Am trying to unzip a file(.zip) from s3,
I've tried the below method
config_dict = {"fs.s3n.awsAccessKeyId":AWS_KEY,
"fs.s3n.awsSecretAccessKey":AWS_SECRET}
print filename
rdd = sc.hadoopFile(filename,
'org.apache.hadoop.mapred.TextInputFormat',
'org.apache.hadoop.io.Text',
'org.apache.hadoop.io.LongWritable',
conf=config_dict)
which results an exception
Py4JJavaError: An error occurred while calling z:org.apache.spark.api.python.PythonRDD.hadoopFile.

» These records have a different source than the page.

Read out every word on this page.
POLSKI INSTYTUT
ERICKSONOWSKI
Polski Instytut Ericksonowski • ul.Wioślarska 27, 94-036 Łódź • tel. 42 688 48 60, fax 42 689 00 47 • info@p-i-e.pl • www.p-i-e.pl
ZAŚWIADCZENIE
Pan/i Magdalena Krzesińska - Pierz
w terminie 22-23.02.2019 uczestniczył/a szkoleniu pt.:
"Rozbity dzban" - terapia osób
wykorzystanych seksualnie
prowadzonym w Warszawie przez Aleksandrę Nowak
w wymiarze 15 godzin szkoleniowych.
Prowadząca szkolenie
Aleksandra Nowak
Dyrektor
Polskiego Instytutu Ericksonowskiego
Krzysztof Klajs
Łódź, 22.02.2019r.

: java.io.IOException: No FileSystem for scheme: s3n
at org.apache.hadoop.fs.FileSystem.getFileSystemClass(FileSystem.java:2584)
at org.apache.hadoop.fs.FileSystem.createFileSystem(FileSystem.java:2591)
at org.apache.hadoop.fs.FileSystem.access$200(FileSystem.java:91)
at org.apache.hadoop.fs.FileSystem$Cache.getInternal(FileSystem.java:2630)
at org.apache.hadoop.fs.FileSystem$Cache.get(FileSystem.java:2612)
at org.apache.hadoop.fs.FileSystem.get(FileSystem.java:370)
at org.apache...
I've also tried connecting using Boto
aws_connection = S3Connection(AWS_KEY, AWS_SECRET)
bucket = aws_connection.get_bucket('myBucket')
and unzipped using GZIP:
ip = gzip.GzipFile(fileobj=(StringIO(key.get_contents_as_string())))
myrdd = sc.textfile(ip.read())
This is not giving me desired result.
If I feed same zip file from local machine to my spark program like below, contents are being read properly
myrdd = sc.textfile(<my zipped file>)
Can someone give me an idea of how to read zipped file from s3 into spark RDD.
Thanks in advance